Divisors:
1, 2, 3, 4, 5, 6, 8, 10, 12, 15, 20, 24, 30, 40, 60, 120 

1,120: trivial

60: must be normal (Index 2) and therefore union of classes. There is only
one such possibility, namely A5.

2: Cyclic (1,2) [10=5 choose 2] and (1,2)(3,4) [15=5 choose 2*3 choose 2 /2]

5:  Cyclic (1,2,3,4,5), Sylow subgroup, (Only this class, number is >1,
     only divisor of 120 that is congruent 1 mod 5 is 6)
     [6 subgroups]
     Therefore: Let S be the normalizer of a 5-Sylow subgroup: [G:S]=6, so
     |S|=20. So there are 6 subgroups of order 20, which are the Sylow
     normalizers. 

20:  Vice versa. If |H|=20, the number of 5-sylow subgroups (congruence and
     dividing) must be 1, so the *only groups of order 20 are the sylow
     normalizers.
     <(1,2,3,4,5),(2,3,5,4)>.

10: Ditto, a subgroup of order 10 must have a normal 5-Sylow subgroup, so
    they must lie in the 5-Sylow normalizers, and are normalized by these.
    The 5-Sylow normalizers have only one subgroup
    of order 10: [6 subgroups of order 10]

15: would have a normal 5-Sylow subgroup, but then the 5-Sylow nomalizer
would have to have an order divisible by 3, which it does not -- no such
subgroups.

40: would have a normal 5-Sylow subgroup, but then the 5-Sylow nomalizer
would have to have order 40, which it does not -- no such subgroups.

8: 2-Sylow subgroup, all conjugate. We know that [S_5:S_4]=5 is odd, so a
2-Sylow of S4 is also 2-Sylow of S5. D8=<(1,2,3,4),(1,3)> fits the bill.
Number of conjugates: 1,3,5 or 15 (odd divisors of 120). We know that we can
choose the 4 points in 5 ways, and for each choice there are 3 different
D8's: [15 subgroups]
We therefore know that the 2-Sylow subgroup is its own normalizer.

4:  Must be conjugate to a subgroups of the 2-Sylow subgroup. Therefore the
following three are all possibilities:
Cyclic (1,2,3,4) [15=5 * 3: choose the point off, then there are 3 subgroups
each]
   not cyclic: (1,2),(3,4) [15, ditto ]
     and (1,2)(3,4),(1,3)(2,4) [5 copies: choose the point off]
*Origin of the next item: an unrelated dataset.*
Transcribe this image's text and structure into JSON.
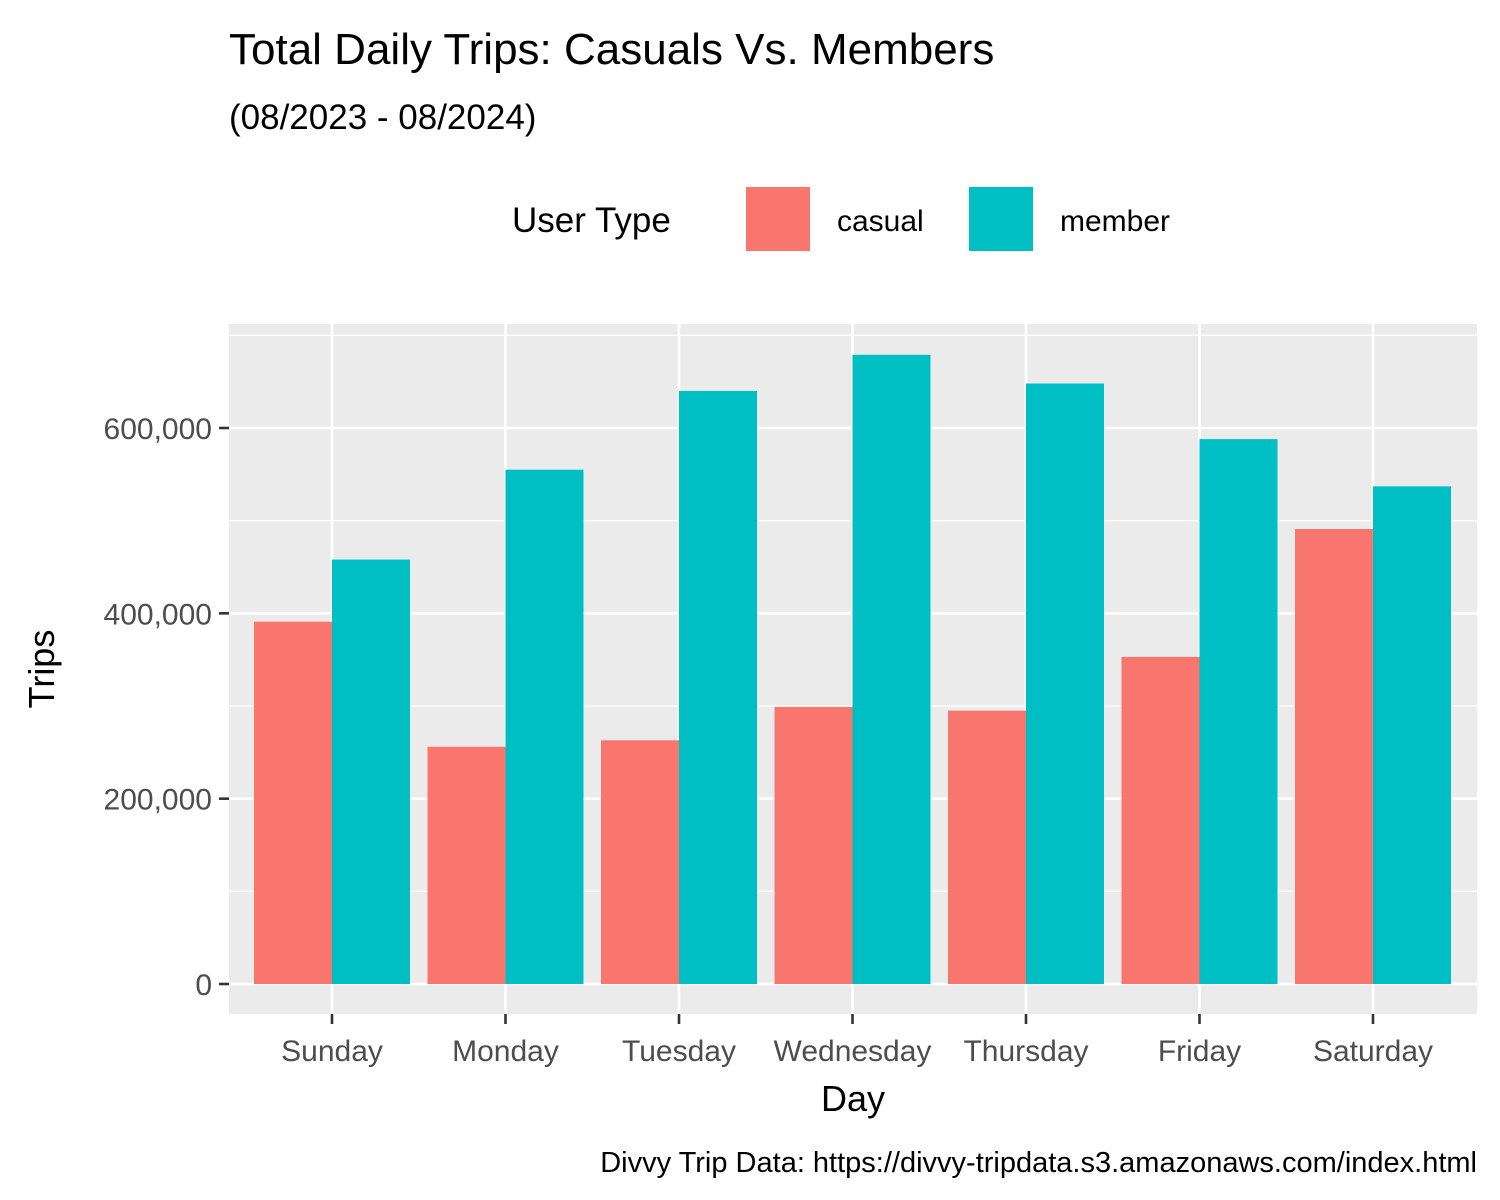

3: Cyclic (1,2,3) [5 choose 3=10 subgroups as 1,2,3 and 1,3,2 lie in the same
group] Also Sylow, thus the 3-Sylow normalizer must have index 10, order 12.

6: A group of order 6 must have a normal 3-Sylow subgroup, and therefore lie
in a 3-Sylow normalizer, which is (conjugate to) <(1,2,3),(1,2),(4,5)>. We
can find <(1,2,3)(4,5)> (cyclic) [5 choose 3=10 groups], 
<(1,2,3),(1,2)> (S3 [5 choose 3= 10 copies]) and
<(1,2,3),(1,2)(4,5)> (isomorphic S3) [5 choose 3=10 copies]

30: can have 1 or 10 3-Sylow subgroups. If 1, it would be in the Sylow
normalizer, contradiction as before. If it is 10, it contains all 3-Sylow
subgroups, but <(1,2,3),(3,4,5)> has order 60, Contradiction.

12: If it has a normal 3-Sylow subgroup, it must be amongst the  3-Sylow
normalizers <(1,2,3),(1,2),(4,5)> [10].
If not, it contains 4 3-Sylow subgroups, i.e. 8 elements of order 3. Thart
leaves space only for 3 elements of order 2, the 2-Sylow subgroup (or order
4) therefore must be normal, and its normalizer has index at most 10, i.e.
it has at most 10 conjugates. This leaves <(1,2)(3,4),(1,3)(2,4)>, whose
normalizer is S4. (its normal in S4, and S4 has the right order). Inspecting
S4, we find it has only one subgroup of order 12, namely
A4=<(1,2,3),(2,3,4)> (see Homework) with [5, same as the number of S4's]
conjugates.

24: We know there are [5] copies of S4. We now want to show that is all:
(There are 15 groups of order 24, so we can't that easily determine the
structure alone from the order.)
Its 2-Sylow subgroup must be a 2-Sylow of S5, so WLOG its 2-Sylow is D8.
Now consider the orbit of 1 under this subgroup. It must have length at
least 4 (that's under D8), but the orbit length must divide 24. So it cannot
be 5. But that means that the subgroup fixes one point and thus is S4.